In her 17 years on the job, she’s seen a little bit of everything, from artists complaining about not having the right kinds of towels or water to borderline catastrophes that could have put a stop to Festivals of years past, like the torrential downpours of 1997 that left parts of Downtown Lafayette flooded, or the year right after 9/11 when it was almost impossible to book international acts due to all the airline restrictions.
Another close call came several years ago when volcanic ash threatened to keep a number of the acts grounded in Europe.
“A lot of bands in Europe did finally make it, but I remember Sharon Jones & The Dap Kings, they were our big Thursday night closer,” recalls Stafford. “I remember them driving up at the hotel on the day of the show, all road weary, and Sharon Jones coming out of the van after camping out at the London airport for three or four days.

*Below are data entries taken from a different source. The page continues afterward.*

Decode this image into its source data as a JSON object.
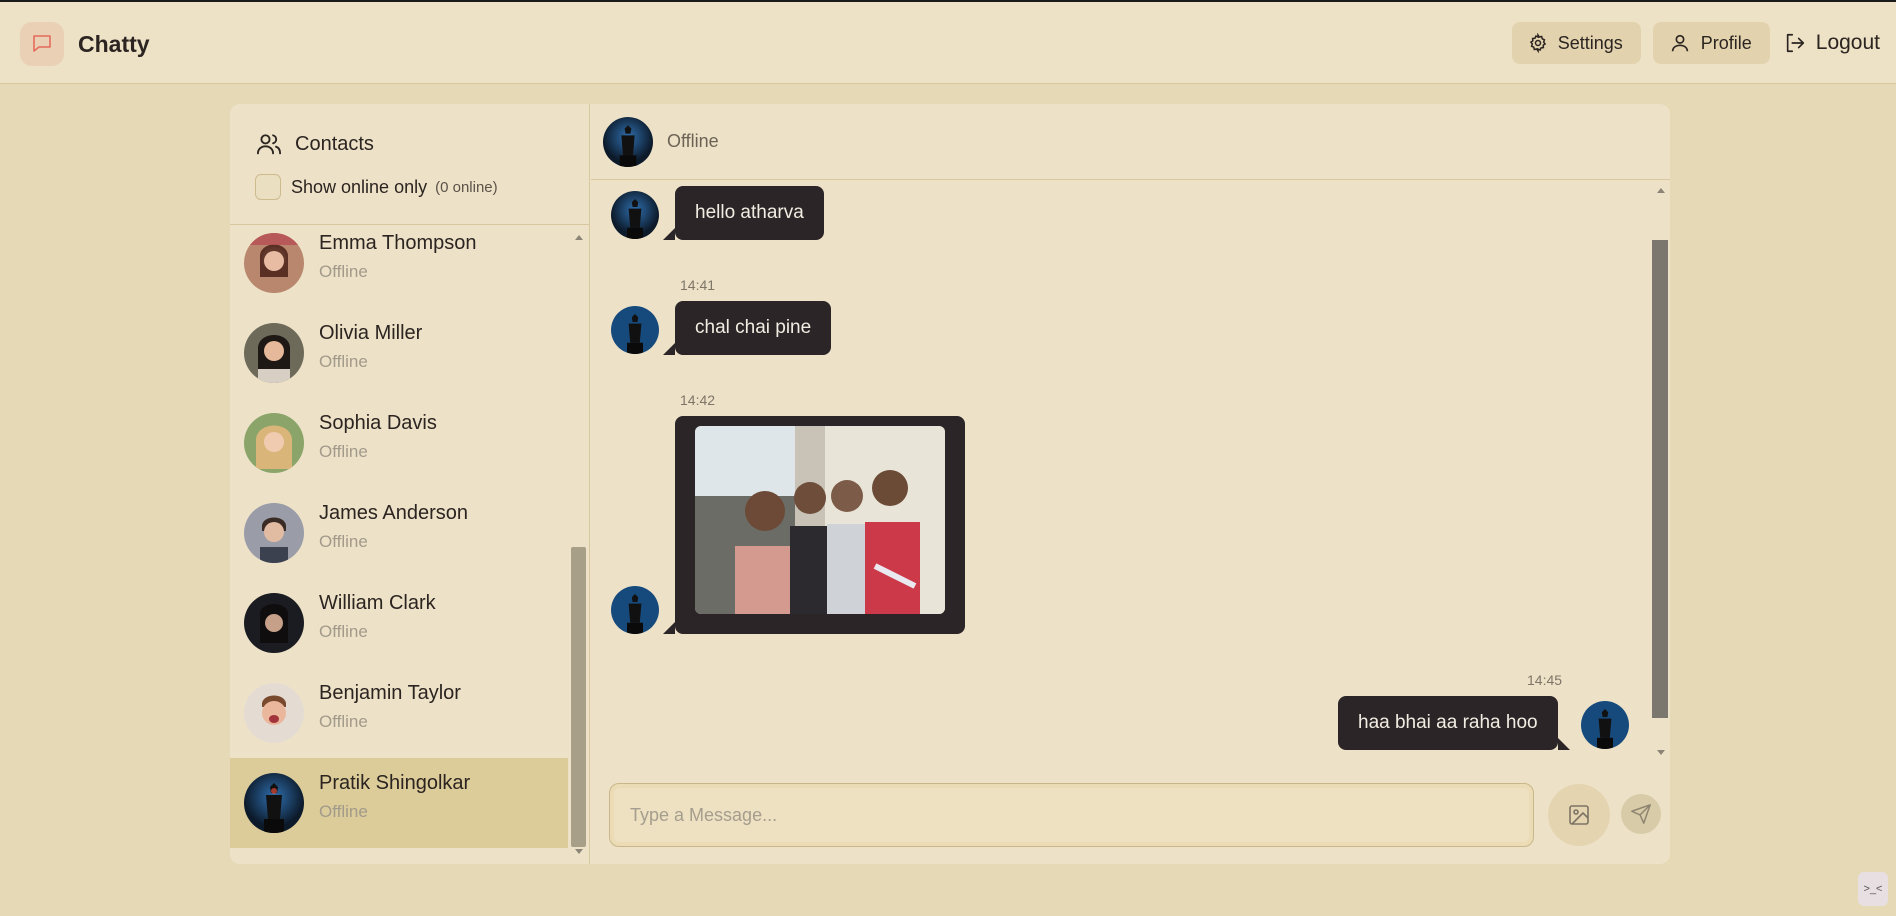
{
  "app": {
    "name": "Chatty"
  },
  "nav": {
    "settings": "Settings",
    "profile": "Profile",
    "logout": "Logout"
  },
  "sidebar": {
    "title": "Contacts",
    "filter_label": "Show online only",
    "online_count": "(0 online)",
    "contacts": [
      {
        "name": "Emma Thompson",
        "status": "Offline"
      },
      {
        "name": "Olivia Miller",
        "status": "Offline"
      },
      {
        "name": "Sophia Davis",
        "status": "Offline"
      },
      {
        "name": "James Anderson",
        "status": "Offline"
      },
      {
        "name": "William Clark",
        "status": "Offline"
      },
      {
        "name": "Benjamin Taylor",
        "status": "Offline"
      },
      {
        "name": "Pratik Shingolkar",
        "status": "Offline"
      }
    ]
  },
  "chat": {
    "status": "Offline",
    "messages": [
      {
        "direction": "in",
        "text": "hello atharva",
        "time": ""
      },
      {
        "direction": "in",
        "text": "chal chai pine",
        "time": "14:41"
      },
      {
        "direction": "in",
        "text": "",
        "time": "14:42",
        "has_image": true
      },
      {
        "direction": "out",
        "text": "haa bhai aa raha hoo",
        "time": "14:45"
      }
    ],
    "input_placeholder": "Type a Message..."
  },
  "colors": {
    "background": "#e6d9b6",
    "panel": "#ede2c8",
    "bubble": "#2b2527",
    "active_contact": "#dccc9a",
    "brand_icon": "#e56b5d"
  }
}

She gets out and the first thing she asks for is fried chicken. Their bass player, though, who is also the music director of the band, was seriously ill, so I personally took him to the hospital. He laid in that hospital bed for several hours getting hydrated, and when it was time for their set, he was picked up and literally dropped off right at the stage.”
Stafford has also seen a number of big changes in her years as programming director, the Internet being one of the biggest. In the early days, she says, everything — the booking and contracting of the artists — was done through snail mail and faxing.
Though she’s quick to point out the value of all of Festival International’s staff of six, Stafford herself plays a big role in the final product enjoyed each year by the thousands who descend on Lafayette. Along with finding the talent — a huge job in and of itself that requires year-round stops at music festivals and wading through piles and piles of artist submissions — she’s also the point person for coordinating everything from airline and hotel reservations to transportation for the artists once they’re here (and more). “I’m still getting 50 submissions a day now, and we’ve already started sending out offers to artists for 2016,” she notes.
Once all’s said and done and the last act has finished, Stafford spends the next weekend the same way she does every year: in New Orleans enjoying Louisiana’s other big-time music festival.
And while she always finds at least one moment during each year’s Festival to relax and enjoy herself, those breaks are definitely few and far apart; she spends her days during each Festival running on little sleep while attempting to stay on top of a cell phone that won’t stop ringing.
“The moment I enjoy most is every now and then when I get a chance to sneak out on stage for a look at the crowd, and it always makes me say, ‘Wow, we did this,’” says Stafford. “I’ve got to give kudos, really, to everyone in this office and all the talent we have here. We really have a great team.”